2024 AIChE Annual Meeting
(364m) Hyper-Sample-Efficient Optimization of Expensive Simulation-Based Models for Process Design Under Uncertainty
Contributions and Thesis Overview
- We proposed constrained adversarially robust Bayesian optimization (CARBO), an algorithm that is well-suited for constrained robust min-max optimization problems whose objective and/ or constraint functions are defined in terms of noisy expensive black-box functions. We also introduced a novel recommendation criterion which allows a domain expert to choose the “best” design out of a set of sampled points likely closest to the true global solution of the constrained robust optimization problem
- Flexibility analysis provides a quantitative framework for systematically identifying if a particular design of interest is feasible over a range of uncertainty values given the potential for recourse. Previous derivative-free approaches neglect recourse variable by removing the intermediate “min”, effectively solving a single level maximization problem, which provides a conservative solution. We proposed BoFlex, the first algorithm to the best of our knowledge that solves the “true” flexibility test problem in DFO settings, with convergence guarantees
- One of the most recent contributions is BONSAI, which represents the objective as a directed acyclic graph (DAG) where each node can be either a black- or white-box function, enabling it to leverage intermediate information in the graph. We show order of magnitude improvement over existing derivative-free methods for robust optimization
Research Interests
These contributions can be practically implemented to a wide-variety simulation-based optimization of high-fidelity simulation software.
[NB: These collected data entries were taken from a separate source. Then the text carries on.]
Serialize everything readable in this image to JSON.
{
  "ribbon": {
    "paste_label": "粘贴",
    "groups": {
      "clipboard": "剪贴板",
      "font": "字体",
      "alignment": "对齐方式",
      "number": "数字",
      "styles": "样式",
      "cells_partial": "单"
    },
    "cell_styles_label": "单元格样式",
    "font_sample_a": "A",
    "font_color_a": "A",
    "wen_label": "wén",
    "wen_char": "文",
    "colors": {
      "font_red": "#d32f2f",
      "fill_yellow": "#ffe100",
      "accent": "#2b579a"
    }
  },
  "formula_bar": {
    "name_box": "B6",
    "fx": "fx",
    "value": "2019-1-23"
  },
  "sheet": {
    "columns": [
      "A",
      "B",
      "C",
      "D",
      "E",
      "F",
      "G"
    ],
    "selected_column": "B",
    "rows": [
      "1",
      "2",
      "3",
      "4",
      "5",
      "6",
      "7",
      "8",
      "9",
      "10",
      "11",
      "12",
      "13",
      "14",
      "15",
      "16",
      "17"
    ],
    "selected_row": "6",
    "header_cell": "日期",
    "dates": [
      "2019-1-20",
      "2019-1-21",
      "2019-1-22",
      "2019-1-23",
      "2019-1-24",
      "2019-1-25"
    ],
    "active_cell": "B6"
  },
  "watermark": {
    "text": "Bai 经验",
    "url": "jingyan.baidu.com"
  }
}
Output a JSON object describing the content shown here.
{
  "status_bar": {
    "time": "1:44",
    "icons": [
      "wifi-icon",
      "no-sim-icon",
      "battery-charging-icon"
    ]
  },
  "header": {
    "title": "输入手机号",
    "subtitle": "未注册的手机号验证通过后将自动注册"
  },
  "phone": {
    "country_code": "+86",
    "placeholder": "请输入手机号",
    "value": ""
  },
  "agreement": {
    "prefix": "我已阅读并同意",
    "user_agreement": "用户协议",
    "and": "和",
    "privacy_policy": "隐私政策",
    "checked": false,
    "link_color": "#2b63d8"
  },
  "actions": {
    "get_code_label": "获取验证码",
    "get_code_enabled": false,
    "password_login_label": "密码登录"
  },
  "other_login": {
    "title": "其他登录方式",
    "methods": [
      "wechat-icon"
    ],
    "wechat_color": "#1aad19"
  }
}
The effectiveness of these techniques has been illustrated with several interesting case studies that encompasses many sectors including energy, robotics, pharmaceuticals, machine learning, and controller tuning to name a few. Apart from my thesis, I have had the opportunity to work on other projects related to global optimization of Gaussian processes, machine learning for additive manufacturing, robust decisions making for supply chain optimization (internship), model-predictive controller auto-tuning, and integrated design and control for technoeconomic synergy. I am seeking opportunities within a dynamic R&D organization where I can leverage my skills and experience. I am particularly interested in joining a team that values innovation, continuous learning, and the application of cutting-edge technologies.